Over the weekend, a 143-minute documentary criticizing China’s environmental policy went viral in China, accumulating nearly 100 million views on popular Chinese video hosting sites since its release online on Saturday.

In “Under the Dome,” former Chinese state TV broadcaster Chai Jing weaves together her concern for her infant daughter, who was born with a benign tumor that required surgery, with China’s reliance on fossil fuels. The documentary arrives just days before China’s annual National People’s Congress, where pollution is at the top of the agenda, and has met with widespread praise from ordinary citizens and governmental officials alike. Chen Jining, China’s new minister of environmental position—who only took his post last Friday—praised the documentary as China’s Silent Spring, Rachel Carson’s seminal 1962 book that ignited America’s environmental movement. 

“You don’t have any choice about breathing. There’s no way to avoid it,” Chai tells the live audience in the documentary. “To be honest, I’m not afraid of death. I just don’t want to live like this.” 

In one particularly harrowing scene, the camera follows the surgery of a 50-something lung cancer patient. The woman was not a smoker, but the piece of lymph node the doctor removed was thoroughly black. 

Despite the buzz, the documentary comes as less of a surprise given China’s dramatic shift on pollution in recent years. As recently as 2011, state media still blamed “fog” rather than smog for poor visibility in China’s cities, and state meteorologists insisted “heavy fog” was “a normal climate condition in Beijing.” As denial became increasingly untenable, the Chinese government has taken action, signing a historic climate deal with the U.S. in November last year and cutting emissions at home. Since the government has taken action on pollution, it’s become an issue Chinese citizens are permitted to complain about. Chai herself is no dissident. A former state TV reporter, she likely cleared the documentary with important figures in the government before releasing it.

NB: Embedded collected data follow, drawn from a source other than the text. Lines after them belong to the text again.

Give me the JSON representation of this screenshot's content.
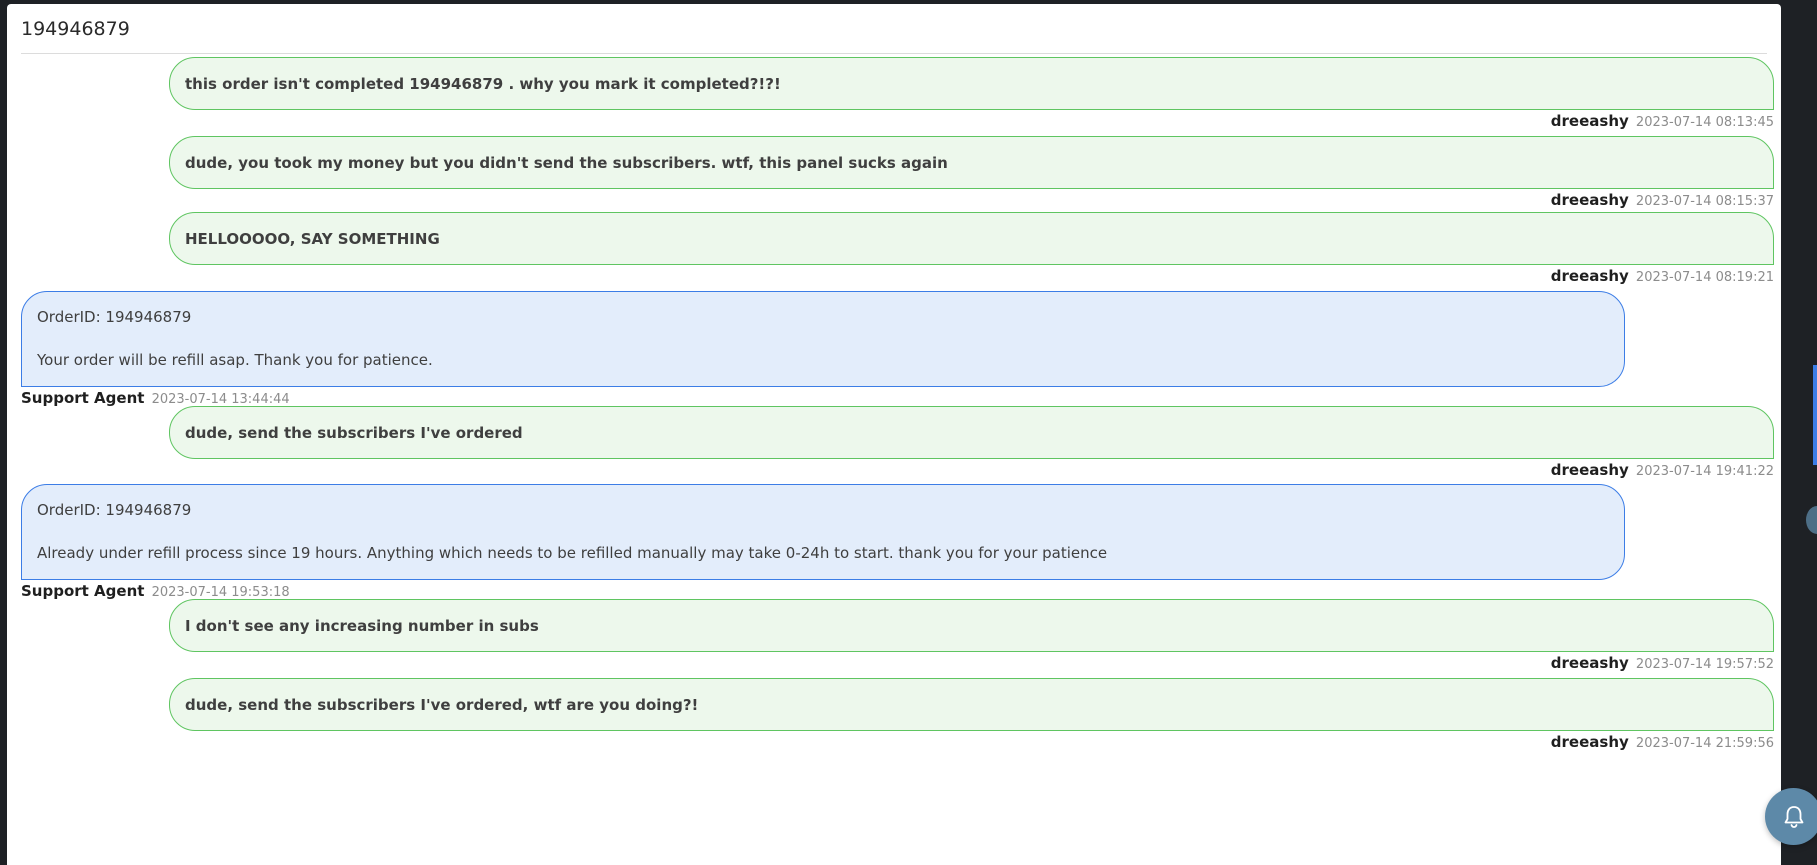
{
  "ticket": {
    "title": "194946879"
  },
  "messages": [
    {
      "type": "user",
      "text": "this order isn't completed 194946879 . why you mark it completed?!?!",
      "author": "dreeashy",
      "time": "2023-07-14 08:13:45"
    },
    {
      "type": "user",
      "text": "dude, you took my money but you didn't send the subscribers. wtf, this panel sucks again",
      "author": "dreeashy",
      "time": "2023-07-14 08:15:37"
    },
    {
      "type": "user",
      "text": "HELLOOOOO, SAY SOMETHING",
      "author": "dreeashy",
      "time": "2023-07-14 08:19:21"
    },
    {
      "type": "agent",
      "line1": "OrderID: 194946879",
      "line2": "Your order will be refill asap. Thank you for patience.",
      "author": "Support Agent",
      "time": "2023-07-14 13:44:44"
    },
    {
      "type": "user",
      "text": "dude, send the subscribers I've ordered",
      "author": "dreeashy",
      "time": "2023-07-14 19:41:22"
    },
    {
      "type": "agent",
      "line1": "OrderID: 194946879",
      "line2": "Already under refill process since 19 hours. Anything which needs to be refilled manually may take 0-24h to start. thank you for your patience",
      "author": "Support Agent",
      "time": "2023-07-14 19:53:18"
    },
    {
      "type": "user",
      "text": "I don't see any increasing number in subs",
      "author": "dreeashy",
      "time": "2023-07-14 19:57:52"
    },
    {
      "type": "user",
      "text": "dude, send the subscribers I've ordered, wtf are you doing?!",
      "author": "dreeashy",
      "time": "2023-07-14 21:59:56"
    }
  ],
  "notifications": {
    "icon": "bell-icon"
  },
  "colors": {
    "user_bubble_bg": "#edf8ec",
    "user_bubble_border": "#5fc561",
    "agent_bubble_bg": "#e3edfb",
    "agent_bubble_border": "#3c7de6",
    "bell_button": "#5d89a8"
  }
}
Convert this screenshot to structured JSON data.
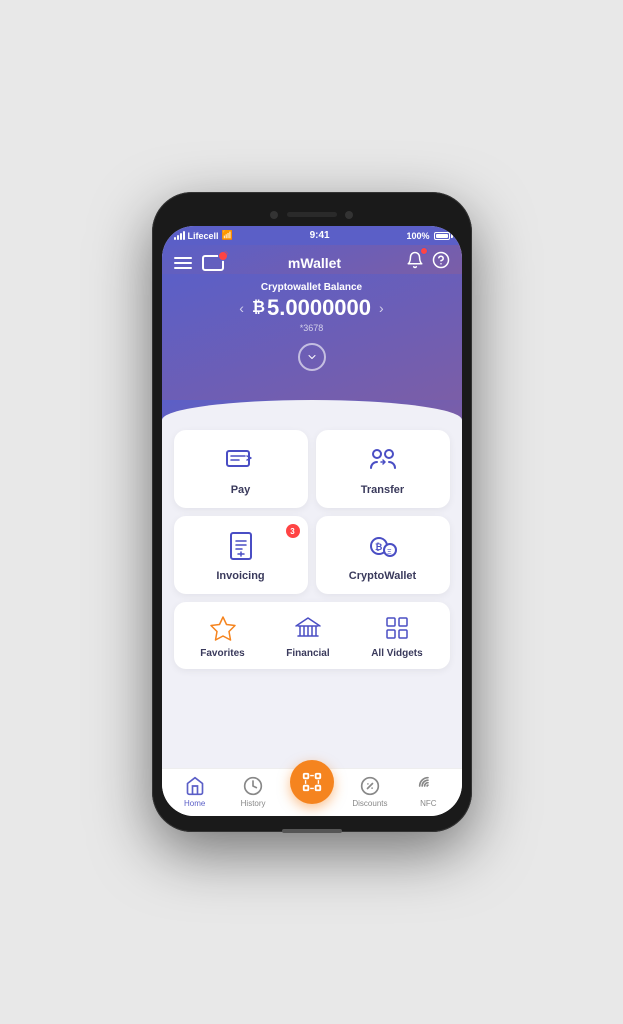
{
  "status": {
    "carrier": "Lifecell",
    "time": "9:41",
    "battery": "100%"
  },
  "header": {
    "title": "mWallet",
    "menu_label": "menu",
    "card_label": "card",
    "bell_label": "notifications",
    "help_label": "help"
  },
  "hero": {
    "balance_label": "Cryptowallet Balance",
    "currency_symbol": "₿",
    "balance": "5.0000000",
    "account_number": "*3678",
    "left_arrow": "‹",
    "right_arrow": "›"
  },
  "actions": [
    {
      "id": "pay",
      "label": "Pay",
      "badge": null
    },
    {
      "id": "transfer",
      "label": "Transfer",
      "badge": null
    },
    {
      "id": "invoicing",
      "label": "Invoicing",
      "badge": "3"
    },
    {
      "id": "cryptowallet",
      "label": "CryptoWallet",
      "badge": null
    }
  ],
  "widgets": [
    {
      "id": "favorites",
      "label": "Favorites"
    },
    {
      "id": "financial",
      "label": "Financial"
    },
    {
      "id": "all-vidgets",
      "label": "All Vidgets"
    }
  ],
  "nav": [
    {
      "id": "home",
      "label": "Home",
      "active": true
    },
    {
      "id": "history",
      "label": "History",
      "active": false
    },
    {
      "id": "scan",
      "label": "Scan",
      "active": false,
      "fab": true
    },
    {
      "id": "discounts",
      "label": "Discounts",
      "active": false
    },
    {
      "id": "nfc",
      "label": "NFC",
      "active": false
    }
  ],
  "colors": {
    "primary": "#5b5fc7",
    "accent": "#f5841f",
    "danger": "#ff4444",
    "text_dark": "#3a3a5c",
    "icon_blue": "#4a4ec4"
  }
}
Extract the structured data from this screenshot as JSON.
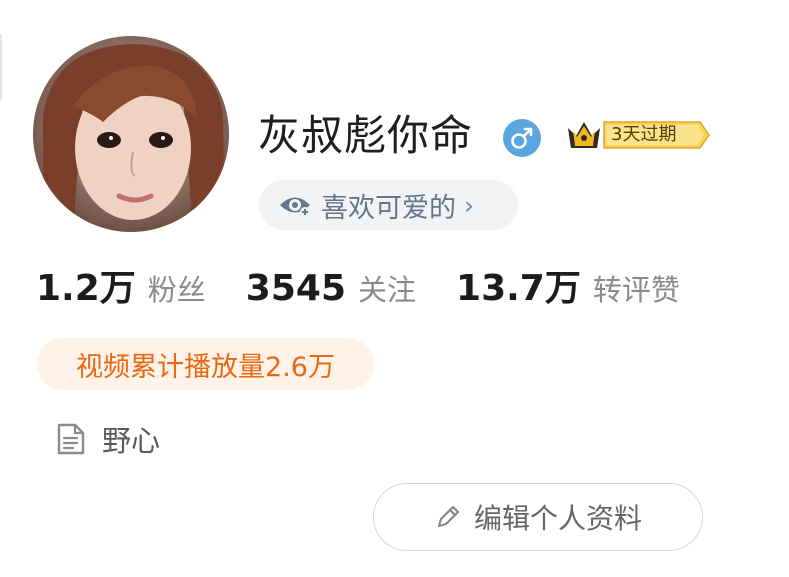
{
  "profile": {
    "name": "灰叔彪你命",
    "gender_icon": "male-icon",
    "vip_badge": "3天过期",
    "interest_tag": "喜欢可爱的",
    "interest_icon": "eye-icon",
    "stats": [
      {
        "value": "1.2万",
        "label": "粉丝"
      },
      {
        "value": "3545",
        "label": "关注"
      },
      {
        "value": "13.7万",
        "label": "转评赞"
      }
    ],
    "video_plays": "视频累计播放量2.6万",
    "bio": "野心",
    "bio_icon": "document-icon",
    "edit_button": "编辑个人资料",
    "edit_icon": "pencil-icon"
  },
  "colors": {
    "gender": "#5aa6e0",
    "play_text": "#ea6a14",
    "play_bg": "#fff3e9",
    "vip_gold": "#f4c24a",
    "tag_bg": "#f2f3f5",
    "tag_text": "#66758a"
  }
}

The government has not allowed the criticism to go unchecked. The Wall Street Journal reported that China’s propaganda authorities told media outlets on Sunday to stop covering the video and to pull existing articles from their sites. The documentary itself remains online. The Chinese government frequently aims for this delicate balance between allowing criticism and preventing widespread dissent. In August 2014, a Harvard University researcher found China's Internet censors, who may number up to 250,000, do not screen for all criticism, but clamp down on speech with "collective action potential"—that is, any content that may mobilize mass protests in the real world. The same rule applies for "Under the Dome."